Numerical Results and Claims
- SR on FL-Bench-100: 15% with PoC-Adapt vs. 12% with FaultLine—25% relative improvement.
- TTE: Halved (16.33 vs. 35.92 steps, PoC-Adapt vs. FaultLine).
- Exploit Efficiency: Doubled for PoC-Adapt (0.025 vs. 0.011).
- GHSA-Real80 (real-world cases): 12/80 vulnerabilities reproduced (15% SR) at \$0.42 average cost per exploit; failures concentrated in environment reproduction.
- Adaptive Policy: DDQN policy increases SR by 16.7% relative to non-adaptive pipeline, reduces TTE by half, and increases action efficiency by 5x relative to random baselines.
- LLM Backend Robustness: Gemini-2.5-Pro yields best SR; DeepSeek-V3 cuts cost/latency but reduces SR; Qwen-3 provides a trade-off, confirming system flexibility.
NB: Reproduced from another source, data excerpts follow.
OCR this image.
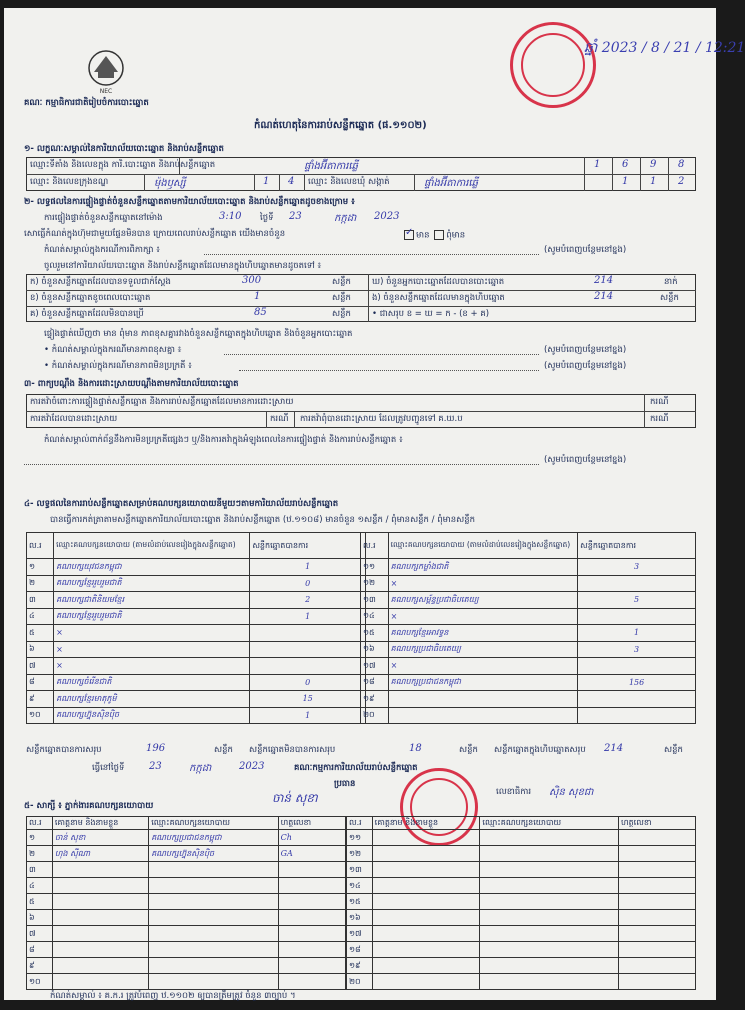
NEC
គណៈ កម្មាធិការជាតិរៀបចំការបោះឆ្នោត
កំណត់ហេតុនៃការរាប់សន្លឹកឆ្នោត (ផ.១១០២)
ឆ្នាំ 2023 / 8 / 21 / 12:21
១- លក្ខណៈសម្គាល់នៃការិយាល័យបោះឆ្នោត និងរាប់សន្លឹកឆ្នោត
ឈ្មោះទីតាំង និងលេខក្អុង ការិ.បោះឆ្នោត និងរាប់សន្លឹកឆ្នោត	ផ្ទាំងអ៊ីតាការឆ្លើ	1 6 9 8
ឈ្មោះ និងលេខក្រុងខណ្ឌ	ម៉ុងឫស្សី	1 4 ឈ្មោះ និងលេខឃុំ សង្កាត់	ផ្ទាំងអ៊ីតាការឆ្លើ	1 1 2
២- លទ្ធផលនៃការផ្ទៀងផ្ទាត់ចំនួនសន្លឹកឆ្នោតតាមការិយាល័យបោះឆ្នោត និងរាប់សន្លឹកឆ្នោតដូចខាងក្រោម ៖
ការផ្ទៀងផ្ទាត់ចំនួនសន្លឹកឆ្នោតនៅម៉ោង	3:10 ថ្ងៃទី 23	កក្កដា 2023
សោធ្លើកំណត់ក្នុងហ៊ុមជាមួយផ្ទែនមិនបាន ក្រោយពេលរាប់សន្លឹកឆ្នោត យើងមានចំនួន ✓	មាន ពុំមាន
កំណត់សម្គាល់ក្នុងករណីការពិភាក្សា ៖	(សូមបំពេញបន្ថែមនៅខ្នង)
ចូលរួមនៅការិយាល័យបោះឆ្នោត និងរាប់សន្លឹកឆ្នោតដែលមានក្នុងហិបឆ្នោតមានដូចតទៅ ៖
ក) ចំនួនសន្លឹកឆ្នោតដែលបានទទួលជាក់ស្តែង	300	សន្លឹក ឃ) ចំនួនអ្នកបោះឆ្នោតដែលបានបោះឆ្នោត	214	នាក់
ខ) ចំនួនសន្លឹកឆ្នោតខូចពេលបោះឆ្នោត	1	សន្លឹក ង) ចំនួនសន្លឹកឆ្នោតដែលមានក្នុងហិបឆ្នោត	214	សន្លឹក
គ) ចំនួនសន្លឹកឆ្នោតដែលមិនបានប្រើ	85	សន្លឹក • ជាសរុប ខ = ឃ = ក - (ខ + គ)
ផ្ទៀងផ្ទាត់ឃើញថា មាន ពុំមាន ភាពខុសគ្នារវាងចំនួនសន្លឹកឆ្នោតក្នុងហិបឆ្នោត និងចំនួនអ្នកបោះឆ្នោត
• កំណត់សម្គាល់ក្នុងករណីមានភាពខុសគ្នា ៖	(សូមបំពេញបន្ថែមនៅខ្នង)
• កំណត់សម្គាល់ក្នុងករណីមានភាពមិនប្រក្រតី ៖	(សូមបំពេញបន្ថែមនៅខ្នង)
៣- ពាក្យបណ្តឹង និងការដោះស្រាយបណ្តឹងតាមការិយាល័យបោះឆ្នោត
ការតវ៉ាចំពោះការផ្ទៀងផ្ទាត់សន្លឹកឆ្នោត និងការរាប់សន្លឹកឆ្នោតដែលមានការដោះស្រាយ	ករណី
ការតវ៉ាដែលបានដោះស្រាយ	ករណី ការតវ៉ាពុំបានដោះស្រាយ ដែលត្រូវបញ្ជូនទៅ គ.ឃ.ប	ករណី
កំណត់សម្គាល់ពាក់ព័ន្ធនឹងការមិនប្រក្រតីផ្សេងៗ ឬ/និងការតវ៉ាក្នុងអំឡុងពេលនៃការផ្ទៀងផ្ទាត់ និងការរាប់សន្លឹកឆ្នោត ៖
(សូមបំពេញបន្ថែមនៅខ្នង)
៤- លទ្ធផលនៃការរាប់សន្លឹកឆ្នោតសម្រាប់គណបក្សនយោបាយនីមួយៗតាមការិយាល័យរាប់សន្លឹកឆ្នោត
បានធ្វើការកត់ត្រាតាមសន្លឹកឆ្នោតការិយាល័យបោះឆ្នោត និងរាប់សន្លឹកឆ្នោត (ឋ.១១០៨) មានចំនួន ១សន្លឹក / ពុំមានសន្លឹក / ពុំមានសន្លឹក
ល.រ	ឈ្មោះគណបក្សនយោបាយ (តាមលំដាប់លេខរៀងក្នុងសន្លឹកឆ្នោត)	សន្លឹកឆ្នោតបានការ
១	គណបក្សយុវជនកម្ពុជា	1
២	គណបក្សខ្មែររួបរួមជាតិ	0
៣	គណបក្សជាតិនិយមខ្មែរ	2
៤	គណបក្សខ្មែររួបរួមជាតិ	1
៥	×	
៦	×	
៧	×	
៨	គណបក្សចំរើនជាតិ	0
៩	គណបក្សខ្មែរមាតុភូមិ	15
១០	គណបក្សហ្វ៊ុនស៊ិនប៉ិច	1
ល.រ	ឈ្មោះគណបក្សនយោបាយ (តាមលំដាប់លេខរៀងក្នុងសន្លឹកឆ្នោត)	សន្លឹកឆ្នោតបានការ
១១	គណបក្សកម្លាំងជាតិ	3
១២	×	
១៣	គណបក្សសម្ព័ន្ធប្រជាធិបតេយ្យ	5
១៤	×	
១៥	គណបក្សខ្មែរអាវទ្ធន	1
១៦	គណបក្សប្រជាធិបតេយ្យ	3
១៧	×	
១៨	គណបក្សប្រជាជនកម្ពុជា	156
១៩		
២០		
សន្លឹកឆ្នោតបានការសរុប	196	សន្លឹក សន្លឹកឆ្នោតមិនបានការសរុប	18	សន្លឹក សន្លឹកឆ្នោតក្នុងហិបឆ្នោតសរុប 214	សន្លឹក
ធ្វើនៅថ្ងៃទី 23	កក្កដា	2023	គណៈកម្មការការិយាល័យរាប់សន្លឹកឆ្នោត
ប្រធាន
ចាន់ សុខា	លេខាធិការ ស៊ិន សុខជា
៥- សាក្សី ៖ ភ្នាក់ងារគណបក្សនយោបាយ
ល.រ	គោត្តនាម និងនាមខ្លួន	ឈ្មោះគណបក្សនយោបាយ	ហត្ថលេខា
១	ចាន់ សុខា	គណបក្សប្រជាជនកម្ពុជា	Ch
២	ហុង ស៊ីណា	គណបក្សហ្វ៊ុនស៊ិនប៉ិច	GA
៣			
៤			
៥			
៦			
៧			
៨			
៩			
១០			
ល.រ	គោត្តនាម និងនាមខ្លួន	ឈ្មោះគណបក្សនយោបាយ	ហត្ថលេខា
១១			
១២			
១៣			
១៤			
១៥			
១៦			
១៧			
១៨			
១៩			
២០			
កំណត់សម្គាល់ ៖ គ.ក.រ ត្រូវបំពេញ ឋ.១១០២ ឲ្យបានត្រឹមត្រូវ ចំនួន ៣ច្បាប់ ។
Figure 5: Stage-wise analysis highlighting failure rates and points of fragility, especially within the environment reproduction phase.
Figure 6: Success rate breakdown by CWE on GHSA-Real80, illustrating highest SR for direct-impact vulnerability classes.
Analysis and Discussion
Strong numerical gains in SR and EE validate the effect of semantic state-differencing and RL-driven exploration. The adaptive exploitation policy particularly excels at minimizing action redundancy and sharply constraining the search space. Critically, the semantic oracle demonstrably diverts the system from typical LLM hallucination failure modes by enforcing observable, meaningful state transitions. Failure analysis emphasizes continuing challenges in automated environment setup, especially under heterogeneity of real-world OSS and infrastructural complexity.
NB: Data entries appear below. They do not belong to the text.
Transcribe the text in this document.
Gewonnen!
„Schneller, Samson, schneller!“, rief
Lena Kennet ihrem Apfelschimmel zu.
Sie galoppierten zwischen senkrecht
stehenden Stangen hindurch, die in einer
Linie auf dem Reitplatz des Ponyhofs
The PoC-Adapt framework exposes several unresolved challenges:
- Environment Setup Bottleneck: Operational failures trace primarily to the Planner stage due to configuration-induced complexity.
- Oracle Sensitivity Limitations: Subtle vulnerabilities (e.g., deserialization) or medium-severity issues are less reliably captured due to limited semantic impact or ambiguous state manifestation.
- Dependence on LLM Capability: Model substitution reveals meaningful performance degradation in lower-tier LLMs.
- Replay Buffer Limitations: RL policy efficacy correlates with exploit trajectory diversity; coverage remains bounded by trajectory dataset scale and class distribution.
Practical implications include reduced operational costs, higher verification fidelity, and modularity for integration into CI/CD workflows. Theoretical implications highlight reinforcement learning’s role in taming LLM actuation entropy via policy learning, suggesting broad applicability for similar agentic, tool-using systems.
Future Directions
Future avenues include automating more robust environment setup via subtask decomposition and guided dependency resolution, extending semantic verification with RAG and multimodal agents for richer state observation, integration with UI-driven tools to cover broader exploit modalities, and fine-tuning LLMs on security-specific corpora to mitigate cost and privacy constraints.
Conclusion
PoC-Adapt advances the paradigm of automated PoC exploit generation by fusing multi-agent LLM pipelines with semantic runtime oracles and adaptive policy learning. Empirical results demonstrate improved reliability (25% relative SR gain over SOTA), resource efficiency, and robustness to LLM backend changes. The RL-driven adaptive policy systematizes exploit navigation, reducing wasteful exploration and establishing a foundation for scalable, economically viable vulnerability reproduction. Remaining bottlenecks in environment reproduction and subtle impact detection motivate continued research. Collectively, PoC-Adapt offers a substantial step towards reliable, automated, and semantically verifiable exploit generation that can underpin future vulnerability management at scale.